Conflict of Interest Disclosures: Dr Minamisawa reported receiving support from the Japanese Circulation Society, the Japanese Society of Echocardiography, and the Uehara Memorial Foundation Overseas Research Fellowship. Dr Adams reported personal fees from Alnylam outside the submitted work. Dr Slama reported personal fees from Alnylam during the conduct of the study and personal fees from Pfizer and grants from Ionis outside the submitted work. Dr Dispenzieri reported grants from Alnylam and Pfizer during the conduct of the study and grants from Celgene, Takeda, and Prothena outside the submitted work and serves on the advisory board for Janssen. Dr Shah reported research support from Alnylam during the conduct of the study and personal fees from Philips Ultrasound and Bellerophon and research support from Novartis outside the submitted work. Dr Falk reported personal fees from Alnylam and grants and personal fees from Akcea outside the submitted work. Dr Sweetser reported being an employee of Alnylam and owning stock and stock options. Drs Chen, Karsten, Vest, and Riese reported being employees of Alnylam. Dr Solomon reported grants from Alnylam during the conduct of the study and grants from Alnylam, Amgen, AstraZeneca, Bellerophon, Bayer, BMS, Celladon, Cytokinetics, Eidos, Gilead, GSK, Ionis, Lone Star Heart, Mesoblast, MyoKardia, National Institutes of Health/National Heart, Lung, and Blood Institute, Novartis, Sanofi Pasteur, and Theracos and personal fees from Akros, Alnylam, Amgen, AstraZeneca, Bayer, BMS, Cardior, Corvia, Cytokinetics, Gilead, GSK, Ironwood, Merck, Myokardia, Novartis, Roche, Takeda, Theracos, Quantum Genetics, Cardurion, AoBiome, Janssen, Cardiac Dimensions, and Tenaya outside the submitted work. No other disclosures were reported.

Figures

Figure.. Absolute Left Ventricular Longitudinal Strain Modified Bull’s-eye Plot in a Patient Taking Patisiran Who Had Improvement in the Basal Longitudinal Strain

A, A man in his early 60s was assigned to receive patisiran in the cardiac subpopulation at baseline, showing apical sparing; his left ventricular (LV) mean wall thickness was 13.3 mm, his LV ejection fraction (LVEF) was 62.4%, and his absolute LV global longitudinal strain was 12.3%. B, A modified bull’s-eye plot in the same patient at 18 months in which the LV mean wall thickness was 13.4 mm, LVEF was 62.5%, and absolute LV global longitudinal strain was 14.1%. The changes in absolute LV global, basal, mid, and apical longitudinal strain values were 1.8%, 4.1%, 0.1%, and 1.0%, respectively.
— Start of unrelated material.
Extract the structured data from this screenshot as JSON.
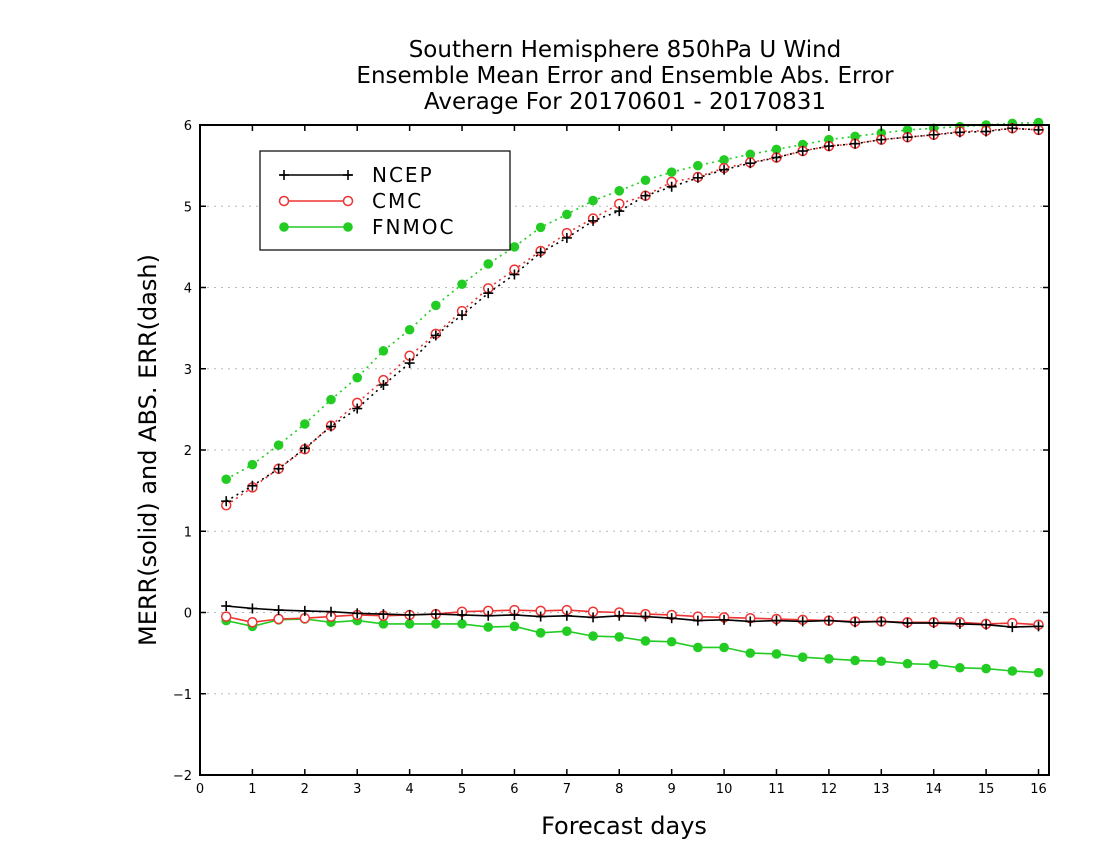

C, Absolute LV regional median longitudinal strain values at baseline for overall patients in the cardiac subpopulation. D, Least squares mean change difference from baseline at 18 months (patisiran − placebo) and percentage change. The percentage change represents the magnitude of the estimated treatment effect compared with the cardiac subpopulation regional median longitudinal strain value at baseline. The whiskers indicate 95% CIs. The absolute increase in longitudinal strain indicates improvement in systolic function. aSignificant difference of change in the absolute regional longitudinal strain from baseline at 18 months between the patisiran and placebo groups.